Zika virus is considered an international public health emergency, and now threatening the Americas and other countries. The Louisiana Department of Health and Hospitals announced on Thursday that it is investigating two possible cases of Zika virus.
The health agency said that two samples taken from the individuals who traveled to the Caribbean tested positive for Zika. Though neither of the patients complained of being sick at all, the state laboratory requested the Centers for Disease Control and Prevention to conduct confirmatory tests.
As of Wednesday, the CDC reports about 52 travel-associated cases of Zika virus infection in the United States with no noted cases of locally-transmitted infection. In the state of Louisiana, the two cases are the first ones to be reported so far. CDC says that Louisiana is the 17th state to report travel-acquired Zika.
The state health agency launched a probe to determine other cases as several people traveled to the same region recently. Of the two cases, and several others being investigated, none of them are pregnant.
The Zika virus poses a detrimental health effect to pregnant women and their unborn baby. Recently, health agencies launched an investigation of the possible link between Zika virus and microcephaly, a birth defect that causes smaller brains in infants born to mothers who contracted the virus.
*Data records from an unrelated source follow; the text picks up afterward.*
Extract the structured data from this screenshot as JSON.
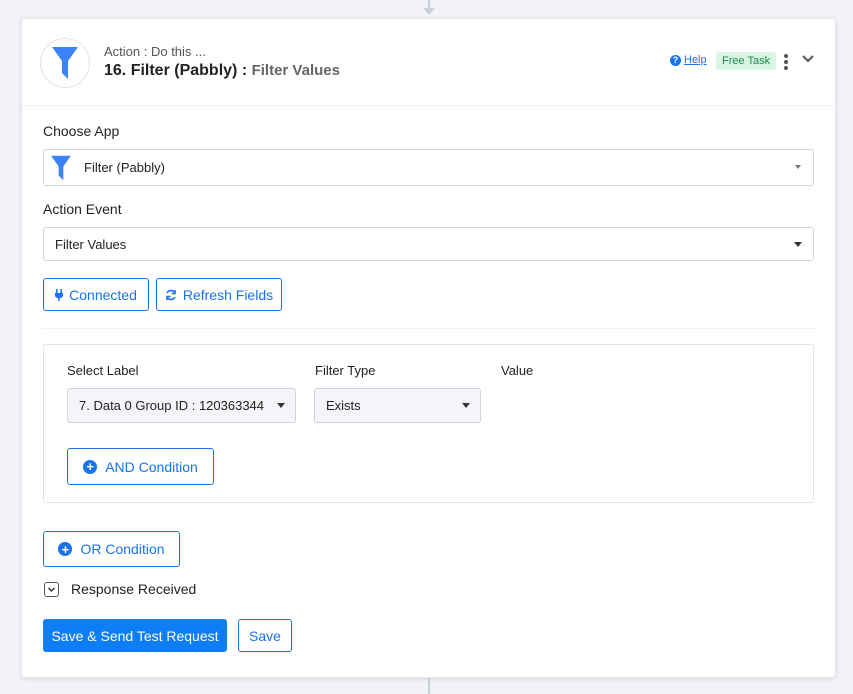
{
  "header": {
    "subtitle": "Action : Do this ...",
    "title": "16. Filter (Pabbly) :",
    "event": "Filter Values",
    "help_label": "Help",
    "badge": "Free Task"
  },
  "choose_app": {
    "label": "Choose App",
    "value": "Filter (Pabbly)"
  },
  "action_event": {
    "label": "Action Event",
    "value": "Filter Values"
  },
  "buttons": {
    "connected": "Connected",
    "refresh": "Refresh Fields",
    "and_condition": "AND Condition",
    "or_condition": "OR Condition",
    "save_test": "Save & Send Test Request",
    "save": "Save"
  },
  "filter": {
    "select_label_header": "Select Label",
    "filter_type_header": "Filter Type",
    "value_header": "Value",
    "select_label_value": "7. Data 0 Group ID : 120363344",
    "filter_type_value": "Exists"
  },
  "response": {
    "label": "Response Received"
  },
  "colors": {
    "accent": "#1a73e8",
    "primary_button": "#0d7ef5",
    "badge_bg": "#d8f5e4",
    "badge_text": "#1e8b4c",
    "funnel": "#3b82f6"
  },
  "icons": {
    "app": "funnel-icon",
    "help": "question-circle-icon",
    "menu": "kebab-menu-icon",
    "collapse": "chevron-down-icon",
    "connected": "plug-icon",
    "refresh": "refresh-icon",
    "add": "plus-circle-icon"
  }
}
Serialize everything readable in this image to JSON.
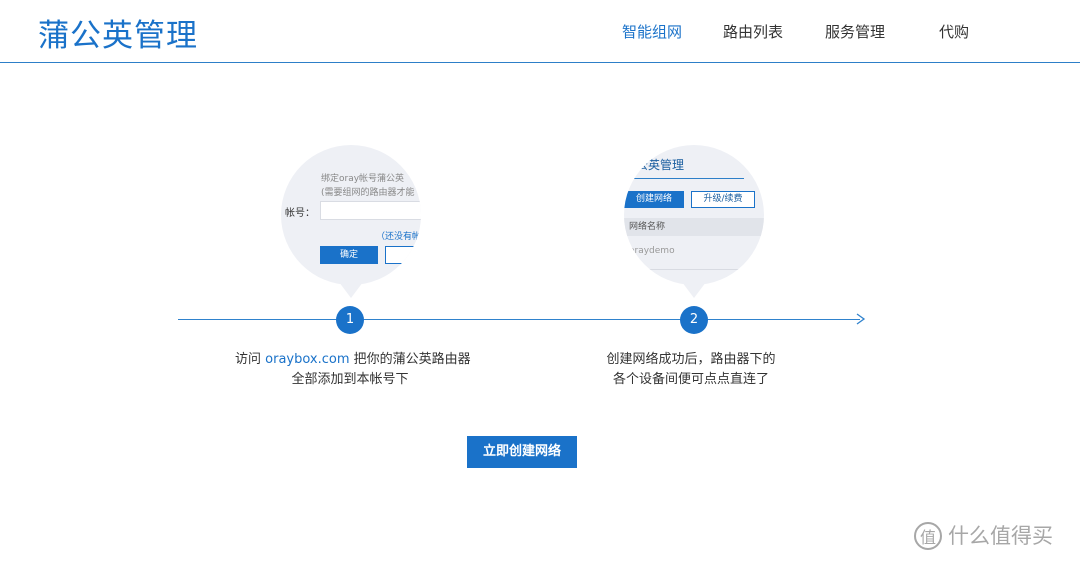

There is no definite conclusion on the association of the virus in the development of birth defects to unborn babies until an aborted fetus was found to have a complete genome of the Zika virus upon autopsy. Just like in other Zika-infected babies, the brain of the fetus was also small for its age and lacked the folds that are normally found on the surface of a normal brain.
Little information is still known about the virus, perhaps one of the important information is that it can be transmitted through its vector, the Aedes mosquitoes. Now, new modes of transmissions have emerged and have shown that the virus can also be transmitted through other probable means including sexual intercourse, kissing, and blood transfusion.